There are three reasons why we need this new approach:
What has been done so far?
Globally, aid for health has quadrupled over the last decade from €4 billion to €16 billion annually. Collectively, through provision of medicines and prevention efforts, there are 3 million people alive today who would otherwise have succumbed to HIV/AIDS. Significant progress has also been made in the fight against Malaria and tuberculosis.
Money is not everything – we need to look at health policies and systems. For example, Sri Lanka and Angola have similar levels of prosperity, but Sri Lanka has 30 times lower rates of maternal mortality. Equatorial Guinea is roughly thirty times more prosperous than Malawi, but Malawi is closer to achieving the health MDGs.
What we have achieved so far is not enough. For example half a million mothers are still dying every year in pregnancy or within 7 weeks of the birth of their baby. This shocking statistic has hardly changed over the last 10 years.
Maternal health is the MDG which is most off-track in most developing countries across the world. It is also litmus test for health systems - lack of progress shows current systems are not responding to needs and not close to those in need.
Moreover, progress towards all the Millennium Development Goals will be reviewed later this year in a High Level Event at the United Nations in New York. This is the moment for the Commission to set out its ideas for what the EU can contribute to that event by way of new policy thinking.
Why the EU?
Tackling poverty in general and making progress on health-related MDGs in particular is something no one country can achieve alone. These are global problems and the EU is a silent giant in this field.
First, it is by far the biggest aid donor, accounting for around 60% of all official development assistance worldwide. Second, the EU is the world's largest trading partner, and through its own standards and its weight in the international trading system can have a positive impact. And finally, the EU has a model to share, based on solidarity and universal coverage.
What is the Commission proposing?
The Communication adopted today will go to Development Ministers.
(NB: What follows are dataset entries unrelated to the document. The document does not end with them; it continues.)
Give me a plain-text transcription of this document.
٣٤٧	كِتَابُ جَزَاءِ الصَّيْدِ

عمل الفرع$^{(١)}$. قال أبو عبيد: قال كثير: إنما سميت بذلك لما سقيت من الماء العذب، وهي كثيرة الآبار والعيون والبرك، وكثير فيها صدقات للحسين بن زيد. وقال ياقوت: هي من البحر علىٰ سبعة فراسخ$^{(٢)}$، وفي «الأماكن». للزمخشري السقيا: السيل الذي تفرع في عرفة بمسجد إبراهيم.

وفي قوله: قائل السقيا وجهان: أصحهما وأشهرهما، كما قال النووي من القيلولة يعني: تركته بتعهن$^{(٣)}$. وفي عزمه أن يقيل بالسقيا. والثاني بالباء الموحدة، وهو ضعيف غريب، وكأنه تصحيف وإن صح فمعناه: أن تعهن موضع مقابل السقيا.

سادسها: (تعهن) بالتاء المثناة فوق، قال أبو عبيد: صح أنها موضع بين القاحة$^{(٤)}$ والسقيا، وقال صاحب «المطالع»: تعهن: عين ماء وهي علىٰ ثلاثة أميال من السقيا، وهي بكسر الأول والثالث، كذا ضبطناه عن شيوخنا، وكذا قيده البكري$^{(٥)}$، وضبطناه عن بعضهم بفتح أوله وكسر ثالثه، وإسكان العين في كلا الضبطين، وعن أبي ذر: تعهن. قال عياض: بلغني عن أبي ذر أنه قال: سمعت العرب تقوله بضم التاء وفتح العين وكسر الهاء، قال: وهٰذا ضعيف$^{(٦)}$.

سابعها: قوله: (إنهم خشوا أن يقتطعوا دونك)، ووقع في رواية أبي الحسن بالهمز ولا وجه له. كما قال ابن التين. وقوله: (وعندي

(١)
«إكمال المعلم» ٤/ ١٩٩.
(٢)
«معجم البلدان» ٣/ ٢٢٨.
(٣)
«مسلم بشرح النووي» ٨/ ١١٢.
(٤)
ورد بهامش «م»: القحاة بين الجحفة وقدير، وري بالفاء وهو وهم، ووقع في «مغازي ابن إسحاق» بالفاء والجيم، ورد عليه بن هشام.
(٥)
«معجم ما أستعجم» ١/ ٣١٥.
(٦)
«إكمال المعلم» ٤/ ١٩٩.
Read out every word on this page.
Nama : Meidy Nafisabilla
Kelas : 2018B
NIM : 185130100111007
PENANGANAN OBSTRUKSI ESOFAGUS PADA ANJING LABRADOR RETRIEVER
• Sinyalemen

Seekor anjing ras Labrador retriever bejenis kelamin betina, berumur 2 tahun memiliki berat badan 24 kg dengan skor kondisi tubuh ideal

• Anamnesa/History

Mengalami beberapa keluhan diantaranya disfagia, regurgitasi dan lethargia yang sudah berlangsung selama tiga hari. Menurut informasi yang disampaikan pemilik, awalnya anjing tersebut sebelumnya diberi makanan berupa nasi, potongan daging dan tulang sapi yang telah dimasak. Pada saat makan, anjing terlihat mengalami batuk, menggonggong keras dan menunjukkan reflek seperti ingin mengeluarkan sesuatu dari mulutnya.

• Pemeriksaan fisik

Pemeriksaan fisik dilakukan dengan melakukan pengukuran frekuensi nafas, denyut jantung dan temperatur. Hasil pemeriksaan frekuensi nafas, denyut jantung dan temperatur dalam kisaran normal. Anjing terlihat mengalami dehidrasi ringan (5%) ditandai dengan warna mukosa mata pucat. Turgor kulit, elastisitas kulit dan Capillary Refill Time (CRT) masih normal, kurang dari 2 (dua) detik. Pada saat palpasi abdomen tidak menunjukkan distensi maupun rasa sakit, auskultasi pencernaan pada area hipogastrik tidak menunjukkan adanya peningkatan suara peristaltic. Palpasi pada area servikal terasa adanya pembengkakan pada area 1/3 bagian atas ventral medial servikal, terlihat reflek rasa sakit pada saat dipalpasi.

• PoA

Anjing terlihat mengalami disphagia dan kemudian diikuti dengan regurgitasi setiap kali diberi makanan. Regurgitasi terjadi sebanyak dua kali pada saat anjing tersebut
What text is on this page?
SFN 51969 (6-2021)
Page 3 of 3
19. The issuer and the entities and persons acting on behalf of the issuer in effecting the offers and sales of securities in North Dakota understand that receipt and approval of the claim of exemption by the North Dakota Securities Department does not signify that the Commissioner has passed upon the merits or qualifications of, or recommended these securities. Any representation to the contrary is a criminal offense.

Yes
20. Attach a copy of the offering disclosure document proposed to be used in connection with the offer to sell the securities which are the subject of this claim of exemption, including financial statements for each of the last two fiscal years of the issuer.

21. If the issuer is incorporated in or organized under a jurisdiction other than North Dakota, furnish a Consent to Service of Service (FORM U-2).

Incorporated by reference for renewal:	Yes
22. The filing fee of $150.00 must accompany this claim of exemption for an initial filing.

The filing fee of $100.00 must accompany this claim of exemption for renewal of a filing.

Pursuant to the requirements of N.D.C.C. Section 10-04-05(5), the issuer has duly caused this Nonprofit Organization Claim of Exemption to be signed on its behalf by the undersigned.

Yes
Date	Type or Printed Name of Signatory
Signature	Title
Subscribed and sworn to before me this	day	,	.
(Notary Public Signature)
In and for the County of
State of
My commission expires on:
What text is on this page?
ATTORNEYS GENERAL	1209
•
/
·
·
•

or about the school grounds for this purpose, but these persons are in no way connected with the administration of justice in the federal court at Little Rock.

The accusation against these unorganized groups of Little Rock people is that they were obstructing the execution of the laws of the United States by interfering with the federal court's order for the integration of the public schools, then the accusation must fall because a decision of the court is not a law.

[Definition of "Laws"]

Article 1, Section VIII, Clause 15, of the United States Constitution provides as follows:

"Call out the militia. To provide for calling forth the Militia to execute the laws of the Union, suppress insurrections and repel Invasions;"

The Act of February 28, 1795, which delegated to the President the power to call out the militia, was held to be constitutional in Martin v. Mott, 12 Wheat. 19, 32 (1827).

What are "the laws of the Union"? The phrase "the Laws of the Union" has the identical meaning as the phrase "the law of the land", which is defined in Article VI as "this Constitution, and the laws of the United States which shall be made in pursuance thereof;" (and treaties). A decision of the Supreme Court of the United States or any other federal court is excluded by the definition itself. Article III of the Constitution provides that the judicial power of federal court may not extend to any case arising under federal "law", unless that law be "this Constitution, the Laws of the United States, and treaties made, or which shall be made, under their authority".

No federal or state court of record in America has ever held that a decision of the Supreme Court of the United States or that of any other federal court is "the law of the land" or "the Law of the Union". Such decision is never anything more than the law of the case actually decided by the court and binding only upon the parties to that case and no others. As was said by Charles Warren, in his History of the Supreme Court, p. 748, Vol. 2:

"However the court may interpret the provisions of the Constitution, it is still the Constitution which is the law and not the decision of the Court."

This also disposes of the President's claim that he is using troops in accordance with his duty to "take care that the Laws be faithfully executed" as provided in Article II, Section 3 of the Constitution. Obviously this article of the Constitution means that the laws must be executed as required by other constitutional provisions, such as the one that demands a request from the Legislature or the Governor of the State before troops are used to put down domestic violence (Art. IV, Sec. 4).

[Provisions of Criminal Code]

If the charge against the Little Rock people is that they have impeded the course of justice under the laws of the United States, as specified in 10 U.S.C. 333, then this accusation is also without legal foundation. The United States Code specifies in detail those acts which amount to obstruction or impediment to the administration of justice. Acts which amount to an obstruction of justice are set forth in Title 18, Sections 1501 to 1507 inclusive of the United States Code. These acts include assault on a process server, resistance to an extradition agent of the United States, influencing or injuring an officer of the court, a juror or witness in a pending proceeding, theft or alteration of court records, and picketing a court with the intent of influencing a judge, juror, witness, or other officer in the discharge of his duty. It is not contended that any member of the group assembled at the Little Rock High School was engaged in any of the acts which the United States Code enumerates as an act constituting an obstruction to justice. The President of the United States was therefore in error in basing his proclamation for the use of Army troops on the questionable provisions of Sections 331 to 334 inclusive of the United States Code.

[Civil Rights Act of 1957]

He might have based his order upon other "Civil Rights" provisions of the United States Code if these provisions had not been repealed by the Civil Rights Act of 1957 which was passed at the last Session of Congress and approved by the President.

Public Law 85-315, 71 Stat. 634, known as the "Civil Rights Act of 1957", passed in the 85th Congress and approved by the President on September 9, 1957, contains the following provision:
Council Conclusions are expected to be adopted at the Foreign Affairs Council on 11 May. So this document is an important step for Europe on the road to the September UN Summit on the MDGs.
Can the Commission provide a concrete example of what it means by directing aid to health systems?
In Zambia for example, EU support has improved health through a comprehensive approach to strengthening health systems. The EC has contributed in a variety or ways including budget support, complementary actions on health system priorities as well as health human resource policies and health information systems. Zambia has an "enabling environment" (democracy, stability…) allowing it to meet the Abuja targets for health expenditure (15% national budget allocation to health). Recent Demographic Health Surveys show progress on the MDGs and reduced infant and maternal mortality. Universal access targets for antiretroviral therapy for HIV/AIDS are also being met in Zambia.
What is the EU doing to help developing countries attain the health-related MDGs?
MDG 4 – Reduce Child Mortality
Between 1990 and 2008, the number of deaths among children under 5 years old fell from 12.5 million to less than 9 million whilst under five mortality fell from 90 deaths per 1,000 live births to 65 deaths per 1,000. Most deaths of children under five years old are due to acute respiratory infections (mostly pneumonia), diarrheal infections, malaria and measles all of which are avoidable. Promoting the use of insecticide treated bed nets to help prevent malaria, for example, has been shown to reduce under five mortality rates by up to 20% which equals the prevention of almost half a million deaths each year to children in Sub-Saharan Africa. Improved immunization can avert deaths too. Countries that have adopted well-known and effective anti-measles strategies (e.g. Botswana, Malawi, South Africa) have reduced measles deaths to near zero since 2000. It is not only the reduction of child mortality that is necessary but also actions to improve nutrition, gender equality, education and household incomes. There is a clear relationship between child mortality and poverty. Poor families are often unable to obtain even the most basic healthcare for their children and they usually suffer most from food scarcity and lack of access to a safe water source or adequate sanitation.
The basis to advance on MDG4 is through multisectorial health services, including promotion of safe water, adequate nutrition and hygienic environments. The EU also supports the Global Alliance for Vaccines and Immunization which has helped to prevent an estimated 3.4 million deaths. European Union donors have contributed one-third of GAVI’s public funding.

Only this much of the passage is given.